Nearly $500,000 was raised in a few hours on March 15 during a dinner in Auckland for the 20th Convention of the Teochew International Federation. The federation brings together Teochew-speaking people from the Chaoshan region of eastern China's Guangdong province.

Raymond Huo, a 56-year-old lawyer and the Labour Party's first ethnic Chinese member of Parliament, told China Daily that the donations will go to the Christchurch fund in support of the families and Muslim communities affected by the terror attack.

Huo decided to emigrate to New Zealand 25 years ago and sees himself as a Kiwi though he still retains strong family connections to China.

But the terrorist attack a week ago left him "shocked and speechless". "It was, as our prime minister (Jacinda Ardern) said, 'one of our darkest days'," he said.

"The innocent men, women and children who were murdered as they prayed and those that were left injured had chosen to make New Zealand their home. They saw it as a safe place to live and raise their families.

"They were, as the prime minister said, one of us. The person who perpetrated this violence against us was not," said Huo.

Women react outside of Al Noor Mosque in Christchurch, New Zealand March 21, 2019. [Photo/Agencies]

Married with two New Zealand-born children, Huo listed his adopted country's many endearing features.

"Its multiculturalism, 200 ethnicities, 160 languages, the great Kiwi spirit and, as a lawyer and MP, common law and the Westminster parliamentary system," he said.

But the mosque shootings exposed a range of weaknesses in the country.

One being New Zealand's lax gun laws, which the government has now decided to amend.

"I would not be surprised if the government banned military style semi-automatic weapons. There is a strong consensus across the parties to introduce such a change," he said, speaking before the government announcement on Thursday that the "military-style" semi-automatic and automatic weapons would be banned.

Role of social media

Huo said the media and public have noted that social media has played a role in both advancing terrorist propaganda and livestreaming the "murderous" event.

"Our Privacy Commissioner has said of Facebook that it is irresponsible for the social network to offer livestreaming if it could not detect and prevent abuse of the feature in a timely manner."

Huo acknowledged the company said that it had removed 1.5 million copies of the video in the first 24 hours after the attack, but said "we are going to look at the role social media played and what steps we can take, including on the international stage, and in unison with our partners."
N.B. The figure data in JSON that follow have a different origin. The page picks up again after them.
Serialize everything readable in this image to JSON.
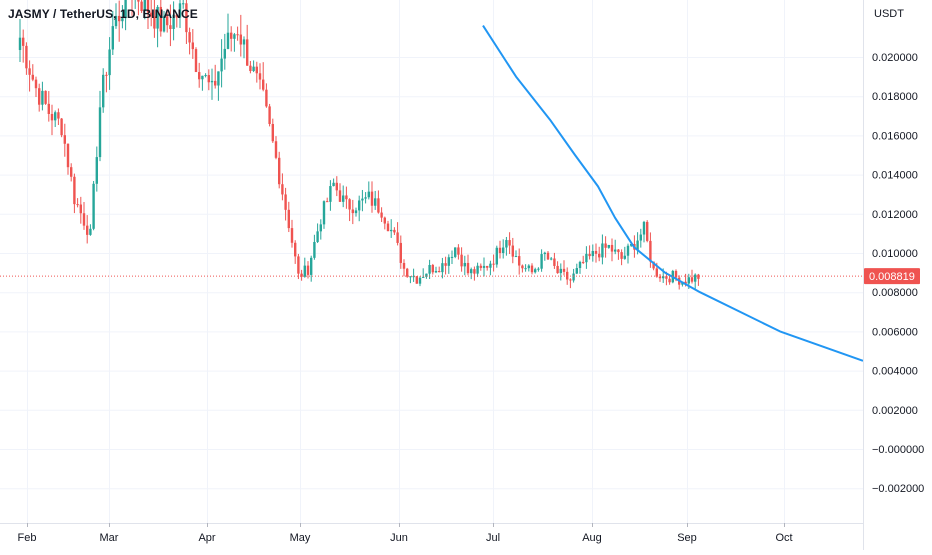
{
  "header": {
    "symbol_title": "JASMY / TetherUS, 1D, BINANCE"
  },
  "price_axis": {
    "unit_label": "USDT",
    "tick_labels": [
      "0.020000",
      "0.018000",
      "0.016000",
      "0.014000",
      "0.012000",
      "0.010000",
      "0.008000",
      "0.006000",
      "0.004000",
      "0.002000",
      "−0.000000",
      "−0.002000"
    ],
    "last_price_label": "0.008819"
  },
  "time_axis": {
    "labels": [
      "Feb",
      "Mar",
      "Apr",
      "May",
      "Jun",
      "Jul",
      "Aug",
      "Sep",
      "Oct"
    ]
  },
  "colors": {
    "up": "#26a69a",
    "down": "#ef5350",
    "ma_line": "#2196f3",
    "grid": "#f0f3fa",
    "axis_text": "#131722",
    "last_price_bg": "#ef5350"
  },
  "chart_data": {
    "type": "candlestick",
    "title": "JASMY / TetherUS, 1D, BINANCE",
    "y_unit": "USDT",
    "ylim": [
      -0.0025,
      0.0216
    ],
    "y_ticks": [
      0.02,
      0.018,
      0.016,
      0.014,
      0.012,
      0.01,
      0.008,
      0.006,
      0.004,
      0.002,
      0.0,
      -0.002
    ],
    "x_ticks": [
      "Feb",
      "Mar",
      "Apr",
      "May",
      "Jun",
      "Jul",
      "Aug",
      "Sep",
      "Oct"
    ],
    "last_price": 0.008819,
    "grid": true,
    "close_anchors": [
      [
        0,
        0.021
      ],
      [
        5,
        0.0184
      ],
      [
        9,
        0.0172
      ],
      [
        13,
        0.0165
      ],
      [
        17,
        0.0128
      ],
      [
        22,
        0.0109
      ],
      [
        25,
        0.0175
      ],
      [
        29,
        0.0215
      ],
      [
        35,
        0.0235
      ],
      [
        45,
        0.0215
      ],
      [
        51,
        0.0225
      ],
      [
        55,
        0.0198
      ],
      [
        60,
        0.0182
      ],
      [
        64,
        0.0205
      ],
      [
        68,
        0.0215
      ],
      [
        72,
        0.0196
      ],
      [
        76,
        0.0178
      ],
      [
        80,
        0.0148
      ],
      [
        84,
        0.0115
      ],
      [
        87,
        0.0088
      ],
      [
        90,
        0.0092
      ],
      [
        94,
        0.0118
      ],
      [
        98,
        0.0135
      ],
      [
        102,
        0.0124
      ],
      [
        106,
        0.0125
      ],
      [
        109,
        0.0128
      ],
      [
        113,
        0.0122
      ],
      [
        117,
        0.0108
      ],
      [
        120,
        0.0092
      ],
      [
        124,
        0.0087
      ],
      [
        128,
        0.0092
      ],
      [
        132,
        0.0094
      ],
      [
        136,
        0.0103
      ],
      [
        140,
        0.009
      ],
      [
        144,
        0.0091
      ],
      [
        148,
        0.0097
      ],
      [
        152,
        0.0109
      ],
      [
        156,
        0.0094
      ],
      [
        160,
        0.009
      ],
      [
        164,
        0.0099
      ],
      [
        168,
        0.009
      ],
      [
        172,
        0.0086
      ],
      [
        176,
        0.0095
      ],
      [
        180,
        0.01
      ],
      [
        184,
        0.0103
      ],
      [
        188,
        0.0097
      ],
      [
        192,
        0.0105
      ],
      [
        195,
        0.0112
      ],
      [
        198,
        0.0091
      ],
      [
        201,
        0.0088
      ],
      [
        204,
        0.0088
      ],
      [
        207,
        0.0086
      ],
      [
        210,
        0.0087
      ],
      [
        212,
        0.0088
      ]
    ],
    "moving_average": {
      "points": [
        [
          "Jun 25",
          0.0216
        ],
        [
          "Jul 10",
          0.019
        ],
        [
          "Jul 25",
          0.0168
        ],
        [
          "Aug 05",
          0.015
        ],
        [
          "Aug 15",
          0.0134
        ],
        [
          "Aug 23",
          0.0118
        ],
        [
          "Sep 01",
          0.0103
        ],
        [
          "Sep 15",
          0.009
        ],
        [
          "Sep 25",
          0.008
        ],
        [
          "Oct 10",
          0.006
        ],
        [
          "Oct 31",
          0.0045
        ]
      ]
    }
  }
}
"I have urged, via the New Zealand Labour Chinese Team's WeChat public account, that Chinese people stop forwarding and delete the video (if they had access to it)."

Huo said he came to New Zealand decades ago, partly out of curiosity and partly for the peace and tranquility the country afforded the new settlers. He was born in 1963 in Qianshan in Anhui province where his parents were doctors.

Although there were no Chinese casualties in the attacks, the Chinese community mourn the dead and care about all victims, Canton Chamber of Commerce in New Zealand, an organization of local Chinese merchants, said in a statement the next day after the attacks.

"No racism, no violence, no terrorism of any form!" said the statement.